Garden was partner in a busy practice but still found time for his greatest enthusiasm. He collected and studied flora and fauna and parcelled them up to send to John Ellis, a merchant and zoologist in London, and to Carl Linnaeus in Sweden, after discovering linnaean classification in 1754. There were no neighbours with similar interests – "there is not a living soul who knows the least iota of Natural History," he wrote to Ellis – and his botanical and zoological conversations were carried on by correspondence. His parcels to Europe included "birds, fish, reptiles, amphibia, insects, and plants" from South Carolina or further afield, some from new species or genera which were then described in the scientific literature. Garden was a member of several learned societies, and was elected to the revived American Philosophical Society (1768), as a Fellow of the Royal Society of London (1773) and a founder Fellow of the Royal Society of Edinburgh (1783).

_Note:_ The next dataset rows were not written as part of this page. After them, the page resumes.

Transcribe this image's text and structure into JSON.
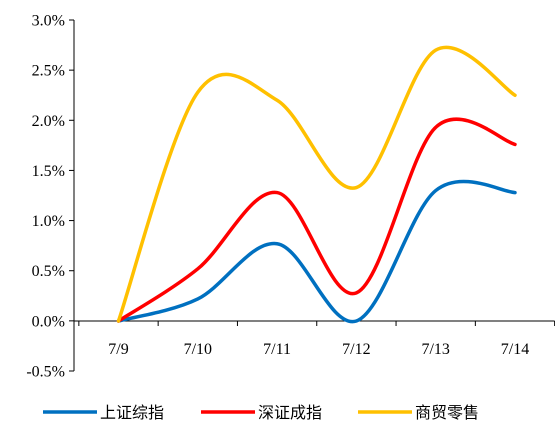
{
  "chart_data": {
    "type": "line",
    "title": "",
    "xlabel": "",
    "ylabel": "",
    "categories": [
      "7/9",
      "7/10",
      "7/11",
      "7/12",
      "7/13",
      "7/14"
    ],
    "y_ticks": [
      "3.0%",
      "2.5%",
      "2.0%",
      "1.5%",
      "1.0%",
      "0.5%",
      "0.0%",
      "-0.5%"
    ],
    "ylim": [
      -0.5,
      3.0
    ],
    "grid": false,
    "legend_position": "bottom",
    "series": [
      {
        "name": "上证综指",
        "color": "#0070C0",
        "values": [
          0.0,
          0.22,
          0.77,
          0.0,
          1.3,
          1.28
        ]
      },
      {
        "name": "深证成指",
        "color": "#FF0000",
        "values": [
          0.0,
          0.52,
          1.28,
          0.28,
          1.93,
          1.76
        ]
      },
      {
        "name": "商贸零售",
        "color": "#FFC000",
        "values": [
          0.0,
          2.28,
          2.2,
          1.33,
          2.7,
          2.25
        ]
      }
    ]
  }
}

He sent various magnolias and some Gordonia specimens to London, and wrote descriptions of Stillingia and Fothergilla, but ironically the plant named for him was nothing to do with his efforts, and not even American. Linnaeus had to be pushed to name a plant after Garden, and eventually Ellis persuaded him to use Gardenia as a name for the Cape jasmine, also known as Cape jessamine.

His zoological interests led Garden to write about cochineal insects and about the Greater Siren, (Sirena lacertina), once called the mud iguana. One of Garden's sirens is still in the London Natural History Museum, pickled in a jar. As a doctor, he used his scientific knowledge in the smallpox epidemic in Charleston in 1760 when he inoculated over 2000 people, and he published an essay on the medicinal properties of the pinkroot (Spigelia marilandica).

During the American War of Independence he sided with the British and sent congratulations to Cornwallis after the Battle of Camden. Two years later his property (including 98 Broad Street) was confiscated, he had to leave South Carolina, and in 1783 he went to live in Westminster in London. He became vice-president of the Royal Society and is said to have been respected for his "benevolence, cheerfulness, and pleasing manners".

His health had been poor for a long time and he died of tuberculosis at Cecil Street, London, on 15 April 1791, aged sixty-one.